Après Téhéran la gigantesque, nous gagnons Kashan pour reprendre nos esprits étourdis par cet urbanisme irraisonné. Comme partout, le bazar est plein de vie, et nous avons cette fois-ci la chance d'y monter sur le toit, datant du 13e siècle. Le bazar a gardé de cette époque des coupoles de torchis qui semblent si fragiles que l'on n'ose s'y aventurer. Il semble subsister ici des activités de toujours, la teinte de la laine, la fabrication d'ustensiles de cuisine, la préparation d'épices, c'est cela aussi la vie du bazar. Et elle est engageante…

Ispahan 1

Le sud nous tend ses routes pour gagner le Pakistan. Mais quelles routes nous faut-il gravir avec peine… Les kilomètres défilent sans voir de villages et la faim nous gagne… Au bout, un petit village ancré dans la montagne colorée par la neige. Nous demandons du lavache, pain plat et rond d'Iran et véritablement épuisés nous prenons place sur le tapis du salon, les pieds au chaud sous une table basse chauffante. Le lieu est si paisible que nous ne trouvons pas la force de repartir, seulement celle de s'assoupir. Ce charmant monsieur au visage usé par le soleil, à la peau mate et à la tête couverte d'un bonnet court en laine retient nos regards.

Ispahan 2

Deux chemins nous séparent le lendemain, un par la route pour Foucauld, un par les chemins enneigés pour Charles. Finalement la route rend l'arrivée à Abyaneh plus longue, mais possible… La fin en stop dans des pick-up se fait sous la nuit qui tombe, l'appel des loups se faisant presque entendre lorsque la neige entame sa danse, dans la soirée. Les pieds une nouvelle fois au chaud, nous prenons un repas « en famille », avec l'homme rieur et caché et sa femme, chaleureuse.

Lever sous une petite dizaine de centimètres de blanc, l'ocre des maisons et des ruelles qui serpentent dans ce village enfoui dans un cirque géant rend le ton des couleurs extrême, de la brillance et la clarté de la neige ensoleillée au mat des murs de torchis.

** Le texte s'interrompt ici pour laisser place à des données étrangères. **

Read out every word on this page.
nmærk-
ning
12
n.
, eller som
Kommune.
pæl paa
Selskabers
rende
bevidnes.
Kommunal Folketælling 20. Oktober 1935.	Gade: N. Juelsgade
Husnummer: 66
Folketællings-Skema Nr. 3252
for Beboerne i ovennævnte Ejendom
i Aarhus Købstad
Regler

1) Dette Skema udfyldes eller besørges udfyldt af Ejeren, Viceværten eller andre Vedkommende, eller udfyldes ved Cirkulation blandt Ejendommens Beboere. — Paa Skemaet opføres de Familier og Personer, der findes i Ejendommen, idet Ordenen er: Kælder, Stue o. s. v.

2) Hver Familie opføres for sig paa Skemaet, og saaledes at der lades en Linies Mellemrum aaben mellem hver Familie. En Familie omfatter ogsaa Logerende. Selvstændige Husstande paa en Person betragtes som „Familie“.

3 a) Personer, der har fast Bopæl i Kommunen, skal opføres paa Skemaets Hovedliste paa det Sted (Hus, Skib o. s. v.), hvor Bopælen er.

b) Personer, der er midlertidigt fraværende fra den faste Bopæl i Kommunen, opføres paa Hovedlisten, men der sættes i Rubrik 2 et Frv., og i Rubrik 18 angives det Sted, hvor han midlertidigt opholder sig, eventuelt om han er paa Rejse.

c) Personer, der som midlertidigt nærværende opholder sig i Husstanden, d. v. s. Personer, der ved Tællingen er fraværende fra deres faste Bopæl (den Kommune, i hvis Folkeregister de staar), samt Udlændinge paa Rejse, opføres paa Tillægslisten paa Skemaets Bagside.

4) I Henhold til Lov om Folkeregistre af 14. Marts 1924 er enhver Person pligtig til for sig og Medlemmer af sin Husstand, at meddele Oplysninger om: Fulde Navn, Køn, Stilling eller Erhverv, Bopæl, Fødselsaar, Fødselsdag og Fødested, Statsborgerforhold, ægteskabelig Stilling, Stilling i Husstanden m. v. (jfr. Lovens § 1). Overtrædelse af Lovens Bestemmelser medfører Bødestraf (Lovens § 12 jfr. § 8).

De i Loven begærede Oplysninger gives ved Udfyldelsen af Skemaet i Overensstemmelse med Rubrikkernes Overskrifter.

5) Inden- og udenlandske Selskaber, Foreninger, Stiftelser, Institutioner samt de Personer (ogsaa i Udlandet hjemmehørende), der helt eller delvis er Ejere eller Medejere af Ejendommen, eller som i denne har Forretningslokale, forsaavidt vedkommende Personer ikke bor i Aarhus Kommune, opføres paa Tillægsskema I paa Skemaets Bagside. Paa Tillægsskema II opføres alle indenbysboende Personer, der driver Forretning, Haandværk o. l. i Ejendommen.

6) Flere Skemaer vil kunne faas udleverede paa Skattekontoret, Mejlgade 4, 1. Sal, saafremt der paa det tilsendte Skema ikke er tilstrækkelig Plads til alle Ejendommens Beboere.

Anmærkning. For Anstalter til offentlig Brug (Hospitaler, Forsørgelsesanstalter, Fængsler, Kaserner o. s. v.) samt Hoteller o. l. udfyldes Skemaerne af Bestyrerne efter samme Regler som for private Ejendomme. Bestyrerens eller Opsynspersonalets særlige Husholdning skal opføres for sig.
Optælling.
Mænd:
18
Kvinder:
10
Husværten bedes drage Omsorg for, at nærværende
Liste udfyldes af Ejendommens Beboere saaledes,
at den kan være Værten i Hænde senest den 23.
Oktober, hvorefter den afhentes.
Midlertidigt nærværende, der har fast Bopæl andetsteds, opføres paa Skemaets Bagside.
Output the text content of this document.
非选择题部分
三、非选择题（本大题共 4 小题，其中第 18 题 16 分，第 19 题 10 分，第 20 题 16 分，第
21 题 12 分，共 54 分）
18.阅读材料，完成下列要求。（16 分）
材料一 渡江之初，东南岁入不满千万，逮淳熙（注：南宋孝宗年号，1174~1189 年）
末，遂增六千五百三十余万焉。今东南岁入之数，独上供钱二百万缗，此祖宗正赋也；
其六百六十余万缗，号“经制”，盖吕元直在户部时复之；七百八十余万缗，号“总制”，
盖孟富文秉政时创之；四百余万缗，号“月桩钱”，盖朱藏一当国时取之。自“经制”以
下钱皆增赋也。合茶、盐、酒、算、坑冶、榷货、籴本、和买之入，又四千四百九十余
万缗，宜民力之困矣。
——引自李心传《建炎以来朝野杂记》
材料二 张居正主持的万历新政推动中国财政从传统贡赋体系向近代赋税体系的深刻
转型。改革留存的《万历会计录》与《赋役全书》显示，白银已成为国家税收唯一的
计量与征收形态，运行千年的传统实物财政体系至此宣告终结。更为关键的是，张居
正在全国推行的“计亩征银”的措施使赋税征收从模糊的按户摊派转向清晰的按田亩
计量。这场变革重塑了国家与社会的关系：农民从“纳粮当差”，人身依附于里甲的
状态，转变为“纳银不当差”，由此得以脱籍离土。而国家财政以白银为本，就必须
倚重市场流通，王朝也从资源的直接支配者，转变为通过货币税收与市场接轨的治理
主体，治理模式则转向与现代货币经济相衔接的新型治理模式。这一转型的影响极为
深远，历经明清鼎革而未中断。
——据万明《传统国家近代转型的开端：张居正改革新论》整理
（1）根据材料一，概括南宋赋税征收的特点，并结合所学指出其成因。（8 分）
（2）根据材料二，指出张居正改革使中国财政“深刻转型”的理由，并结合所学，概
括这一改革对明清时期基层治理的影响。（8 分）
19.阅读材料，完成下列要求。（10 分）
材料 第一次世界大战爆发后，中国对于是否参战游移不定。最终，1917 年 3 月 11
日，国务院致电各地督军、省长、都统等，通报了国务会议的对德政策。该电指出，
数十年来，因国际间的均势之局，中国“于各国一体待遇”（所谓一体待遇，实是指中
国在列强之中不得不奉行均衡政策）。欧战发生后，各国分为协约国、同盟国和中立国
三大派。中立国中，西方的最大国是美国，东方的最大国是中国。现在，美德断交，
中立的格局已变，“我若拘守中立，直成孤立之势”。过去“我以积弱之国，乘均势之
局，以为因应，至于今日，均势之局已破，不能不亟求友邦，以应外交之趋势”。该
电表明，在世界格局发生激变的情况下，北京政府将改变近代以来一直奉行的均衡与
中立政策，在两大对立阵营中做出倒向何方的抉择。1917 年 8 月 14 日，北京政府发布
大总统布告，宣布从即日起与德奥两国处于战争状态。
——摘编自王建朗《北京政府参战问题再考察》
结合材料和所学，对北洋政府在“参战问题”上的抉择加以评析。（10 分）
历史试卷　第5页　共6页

Puis Ispahan qui, décrite comme le centre du monde par certains, regorge de beautés persanes. Trois jours à passer entre la majestueuse place Imam Khomeini et son bazar étendu, à rencontrer les Iraniens très entreprenants. Parmi eux, des rencontres pour qu'ils améliorent leur anglais, pour acheter des tapis, pour nous poser les éternelles questions : « Where do you come from ? » et « What's your name ? » agrémentées d'un « Welcome to Iran ! » chaleureux ainsi que celle de nouveaux voyageurs, dont Robert, l'Autrichien qui traverse le pays pour rejoindre l'Inde.

Ispahan 3

Les Iraniens sont avides de touristes et prennent plaisir à venir vous voir, mais rapidement la discussion devient compliquée avec le farsi qui reprend le dessus sur l'anglais. Et puis nous devenons un peu las de devoir répéter les mêmes réponses. Difficile dans cette place de gagner un moment seul, de s'asseoir pour se laisser réchauffer par le soleil retrouvé.

Ispahan 4

Le vendredi, qui est ici la fin de la semaine, notre dimanche à nous, cette place accueille les fidèles qui viennent par centaines pour la grande prière. Le chant de l'imam retentit tout au long des cinq cent mètres qui séparent l'entrée du bazar de la célèbre mosquée Imam. Regarder les gestes perpétués par les hommes d'un côté et les femmes de l'autre est délicieux. Ensemble à s'asseoir, ensemble à se courber, ensemble à toucher le sol avec leur front, ensemble pour Allah. La fin de la prière se solde par des poignées de mains entre voisins, quels qu'ils soient.

Ispahan 5

Nous rencontrons dans cette ancienne ville de voyageurs… des voyageurs, de République tchèque et d'Autriche. Ce dernier, le fameux Robert, nous propose de l'accompagner jusqu'à Shiraz pour un bout de chemin qui se transformera bientôt en épopée jusqu'à Quetta au Pakistan. Nous goûtons assez la compagnie de ce voyageur solitaire venu depuis son pays avec sa Rossinante, une Toyota rouge que nous avons tôt fait de charger comme une mule !


Persépolis 1

Persépolis, un nom qui fait rêver… Cet immense hommage à la splendeur passée des rois Perses dresse ses vestiges monumentaux sur les flancs de collines depuis deux mille cinq cents ans. Nous flânons dans ces décombres, imaginant les cérémonies passées et les palais qui accueillaient les délégations rendant hommage, pour le nouvel an iranien (No Ruz), aux empereurs Darius premier, Xerses et Ataxerses. Les animaux mythiques tels que les lions à tête d'homme, ou le Homa, symbole de la compagnie nationale Iran Air, peuplent encore ce champ poétique qui a traversé les âges pour faire encore aujourd'hui la fierté de l'Iran.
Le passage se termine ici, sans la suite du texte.